The Association for Science Education has joined the campaign to slow down Sir Ron Dearing's high-speed review of A-level subjects, with a warning that rapid change could further damage sixth-form science.
The ASE has written to Sir Ron, chairman of the School Curriculum and Assessment Authority, and to education minister Lord Henley saying that the revision of A-level physics proposed by SCAA is hasty, and potentially unworkable.
SCAA had hoped to revise the core elements of all A-level subjects so that the new AS-level, proposed in Sir Ron's review of 16-19 education, would be ready for 1998.
But the speed of the exercise has drawn widespread criticism. The Labour Party, the Liberal Democrats, the Royal Society, exam boards, and most recently the heads of 23 independent schools have all called for a delay.
A-level mathematics, which is subject to major changes including the introduction of a non-calculator paper, has caused particular concern.

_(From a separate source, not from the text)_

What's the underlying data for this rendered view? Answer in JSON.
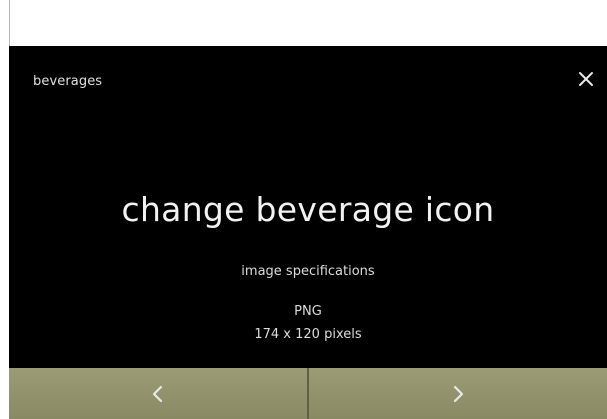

SCAA's own joint maths and science consultative committee had advised the authority to take more time in reviewing both maths and science. But SCAA went ahead, leading to allegations from senior mathematicians that the syllabus was effectively re-written in just two or three days.
Mary Ratcliffe, chair of the Association for Science Education, said. "We have written to both Sir Ron Dearing and Lord Henley expressing disquiet about the speed of the consultation, and its nature. I suspect there are a lot of teachers who aren't really aware of the impact these changes will have.
"The biggest difficulty is that there are two sorts of clientele for the proposed AS-level: those doing it as a stepping stone to A-level, and those wanting to broaden their post-16 studies.
"Satisfying both groups will not be easy. The courses must be stimulating and relevant. Producing them in a hurry could have a dramatic impact on post-16 science take-up, which is already problematic."